Reputation: 7847
I'm trying to optimize my SQL queries and I always come back to this one issue and I was hoping to get some insight into how I could best optimize this.
For brevity, lets say I have a simple employee table:
tbl_employees
Id HiredDateTime
------------------
1 ...
2 ...
That has versioned information in another another table for each employee:
tbl_emplyees_versioned
Id Version Name HourlyWage
-------------------------------
1 1 Bob 10
1 2 Bob 20
1 3 Bob 30
2 1 Dan 10
2 2 Dan 20
And this is how the latest version records are retrieved in a View:
Select tbl_employees.Id, employees_LatestVersion.Name, employees_LatestVersion.HourlyWage, employees_LatestVersion.Version
From tbl_employees
Inner Join tbl_employees_versioned
ON tbl_employees.Id = tbl_employees_versioned.Id
CROSS APPLY
(SELECT Id, Max(Version) AS Version
FROM tbl_employees_versioned AS employees_LatestVersion
WHERE Id = tbl_employees_versioned.Id
GROUP BY Id) AS employees_LatestVersion
To get a response like this:
Id Version Name HourlyWage
-------------------------------
1 3 Bob 30
2 2 Dan 20
When pulling a query that has over 500 employees records for which each have a couple few versions, this query starts choking up and takes a few seconds to run.
There are a couple strikes right off the bat, but I'm not sure how to overcome them.
Obviously the Cross Apply adds some performance loss.
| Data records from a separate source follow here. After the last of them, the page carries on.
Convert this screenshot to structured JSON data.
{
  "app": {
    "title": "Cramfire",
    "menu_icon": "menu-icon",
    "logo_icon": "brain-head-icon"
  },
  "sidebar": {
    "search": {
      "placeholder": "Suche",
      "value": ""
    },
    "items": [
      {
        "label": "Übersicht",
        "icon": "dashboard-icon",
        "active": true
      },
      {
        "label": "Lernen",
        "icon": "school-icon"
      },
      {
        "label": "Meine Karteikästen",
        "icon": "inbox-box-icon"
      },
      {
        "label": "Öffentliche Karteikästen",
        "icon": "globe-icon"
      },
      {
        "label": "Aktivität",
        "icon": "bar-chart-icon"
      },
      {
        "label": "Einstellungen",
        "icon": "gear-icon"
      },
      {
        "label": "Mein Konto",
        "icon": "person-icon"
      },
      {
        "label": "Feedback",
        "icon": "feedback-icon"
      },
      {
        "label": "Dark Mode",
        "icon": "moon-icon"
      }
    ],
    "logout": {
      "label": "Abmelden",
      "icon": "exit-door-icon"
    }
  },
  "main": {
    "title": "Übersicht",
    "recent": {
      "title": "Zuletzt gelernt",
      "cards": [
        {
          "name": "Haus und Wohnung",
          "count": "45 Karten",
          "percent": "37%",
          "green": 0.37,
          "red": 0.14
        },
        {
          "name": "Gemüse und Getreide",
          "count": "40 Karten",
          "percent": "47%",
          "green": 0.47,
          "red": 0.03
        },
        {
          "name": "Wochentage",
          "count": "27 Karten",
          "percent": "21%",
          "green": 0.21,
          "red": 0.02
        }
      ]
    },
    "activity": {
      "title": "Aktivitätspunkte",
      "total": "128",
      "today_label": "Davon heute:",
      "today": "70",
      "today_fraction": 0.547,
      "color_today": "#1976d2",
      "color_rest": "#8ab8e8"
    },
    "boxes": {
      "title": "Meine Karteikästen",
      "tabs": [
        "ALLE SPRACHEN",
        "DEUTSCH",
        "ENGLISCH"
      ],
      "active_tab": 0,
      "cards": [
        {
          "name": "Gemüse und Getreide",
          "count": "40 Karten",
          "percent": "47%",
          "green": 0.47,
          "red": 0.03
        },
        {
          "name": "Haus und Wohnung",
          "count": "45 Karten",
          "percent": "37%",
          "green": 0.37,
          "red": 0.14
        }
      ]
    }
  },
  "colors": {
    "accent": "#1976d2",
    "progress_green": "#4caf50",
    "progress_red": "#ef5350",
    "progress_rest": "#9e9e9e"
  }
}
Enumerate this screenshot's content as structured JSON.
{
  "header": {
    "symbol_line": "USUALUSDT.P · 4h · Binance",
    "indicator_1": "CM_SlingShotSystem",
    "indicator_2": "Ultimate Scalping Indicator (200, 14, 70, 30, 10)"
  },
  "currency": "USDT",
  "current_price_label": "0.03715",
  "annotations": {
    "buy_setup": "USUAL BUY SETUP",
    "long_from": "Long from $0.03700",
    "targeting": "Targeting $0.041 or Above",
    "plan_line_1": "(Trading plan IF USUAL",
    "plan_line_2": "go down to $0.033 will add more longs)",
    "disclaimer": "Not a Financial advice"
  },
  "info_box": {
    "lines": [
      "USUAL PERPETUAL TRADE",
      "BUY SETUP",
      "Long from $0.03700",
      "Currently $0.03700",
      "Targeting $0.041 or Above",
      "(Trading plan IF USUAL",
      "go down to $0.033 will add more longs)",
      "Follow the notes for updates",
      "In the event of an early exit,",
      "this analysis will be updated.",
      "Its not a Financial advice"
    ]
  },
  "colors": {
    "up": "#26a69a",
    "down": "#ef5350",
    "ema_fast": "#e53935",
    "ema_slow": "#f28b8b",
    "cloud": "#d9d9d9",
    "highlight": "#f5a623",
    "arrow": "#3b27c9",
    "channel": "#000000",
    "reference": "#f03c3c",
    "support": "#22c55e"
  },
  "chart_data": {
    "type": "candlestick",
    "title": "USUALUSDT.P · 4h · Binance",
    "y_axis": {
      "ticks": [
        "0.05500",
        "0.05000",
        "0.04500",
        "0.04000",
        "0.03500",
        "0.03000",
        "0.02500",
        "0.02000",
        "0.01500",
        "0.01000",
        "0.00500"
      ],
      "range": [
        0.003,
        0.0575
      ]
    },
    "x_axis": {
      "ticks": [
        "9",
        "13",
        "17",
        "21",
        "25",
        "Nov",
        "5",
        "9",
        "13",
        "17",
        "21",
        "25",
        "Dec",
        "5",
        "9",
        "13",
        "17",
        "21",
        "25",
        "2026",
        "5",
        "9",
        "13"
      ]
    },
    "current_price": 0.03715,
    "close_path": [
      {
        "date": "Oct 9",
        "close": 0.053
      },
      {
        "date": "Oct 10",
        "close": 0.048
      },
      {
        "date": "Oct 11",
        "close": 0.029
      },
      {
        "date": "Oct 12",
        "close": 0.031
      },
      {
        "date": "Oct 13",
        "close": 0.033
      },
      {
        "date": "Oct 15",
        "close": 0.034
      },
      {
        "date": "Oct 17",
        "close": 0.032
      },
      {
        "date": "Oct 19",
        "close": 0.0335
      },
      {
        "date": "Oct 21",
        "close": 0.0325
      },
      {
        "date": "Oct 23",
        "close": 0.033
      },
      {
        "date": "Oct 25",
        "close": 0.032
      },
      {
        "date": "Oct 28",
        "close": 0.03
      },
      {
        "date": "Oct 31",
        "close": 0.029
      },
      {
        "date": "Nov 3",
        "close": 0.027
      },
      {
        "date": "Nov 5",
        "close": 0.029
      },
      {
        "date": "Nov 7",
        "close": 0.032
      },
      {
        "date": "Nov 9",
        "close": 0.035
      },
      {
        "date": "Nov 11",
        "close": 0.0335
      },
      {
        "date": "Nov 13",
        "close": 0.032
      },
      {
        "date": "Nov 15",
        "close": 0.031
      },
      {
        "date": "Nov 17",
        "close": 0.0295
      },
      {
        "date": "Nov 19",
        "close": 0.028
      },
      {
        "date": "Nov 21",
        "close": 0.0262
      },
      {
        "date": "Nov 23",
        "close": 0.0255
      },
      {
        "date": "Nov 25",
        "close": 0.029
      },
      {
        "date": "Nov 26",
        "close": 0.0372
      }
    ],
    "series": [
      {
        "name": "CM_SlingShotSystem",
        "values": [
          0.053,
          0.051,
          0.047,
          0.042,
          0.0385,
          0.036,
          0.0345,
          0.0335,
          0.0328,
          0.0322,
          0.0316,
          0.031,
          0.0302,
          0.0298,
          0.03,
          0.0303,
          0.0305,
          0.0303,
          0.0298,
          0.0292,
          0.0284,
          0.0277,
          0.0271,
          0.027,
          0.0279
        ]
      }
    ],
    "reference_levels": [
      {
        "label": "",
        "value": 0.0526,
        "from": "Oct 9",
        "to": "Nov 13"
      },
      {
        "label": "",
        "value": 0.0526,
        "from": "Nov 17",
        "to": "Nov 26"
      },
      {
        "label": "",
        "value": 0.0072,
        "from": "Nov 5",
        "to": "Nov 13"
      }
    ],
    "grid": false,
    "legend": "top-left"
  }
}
Is there a best practice when dealing with versioned information like this? Is there a better way to get just a record with the highest version?
The versioned table doesn't have a clustered index beause neither Id or Version are unique. Concatenated together they would be, but it doesn't work like that. Instead there is a non-clustered index for Id and another one for Version. Is there a better way to index this table to get any performance gain? Would an indexed view really help here?
Upvotes: 1
Views: 281
Reputation: 1269933
I think the best way to structure the data is using start dates and end dates. So, the data structure for your original table would look like:
create table tbl_EmployeesHistory (
EmployeeHistoryId int,
EffDate date not null,
EndDate date,
-- Fields that describe the employee during this time
)
Then, you can see the current version using a view:
create view vw_Employees as
select *
from tbl_EmployeesHistory
where EndDate is NULL
In some cases, where future end dates are allowed, the where clause would be:
where coalesce(EndDate, getdate()) >= getdate()
Alternatively, in this case, you can default EndDate to some future date far, far away such as '01-o1-9999'. You would add this as the default in the create table statement, make the column not null, and then you can always use the statement:
where getdate() between EffDate and EndDate
As Martin points out in his comment, the coalesce() might impede the use of an index (it does in SQL Server), whereas this does not have that problem.
This is called a slowly changing dimension. Ralph Kimball discusses this concept in some length in his books on data warehousing.
Upvotes: 1
Reputation: 7507
Here's one way you can get a view of the most recent version for each employee:
Select Id, Name, HourlyWage, Version
FROM (
Select E.Id, V.Name, V.HourlyWage, V.Version,
row_number() OVER (PARTITION BY V.ID ORDER BY V.Version DESC) as nRow
From tbl_employees E
Inner Join tbl_employees_versioned V ON E.Id = V.Id
) A
WHERE A.nRow = 1
I suspect that this will perform better than your previous solution. One index across Id and Version in tbl_employees_versioned would most likely also help.
Also, note that you only need to join on tbl_employees if you're selecting fields that are not in tbl_employees_versioned.
Upvotes: 0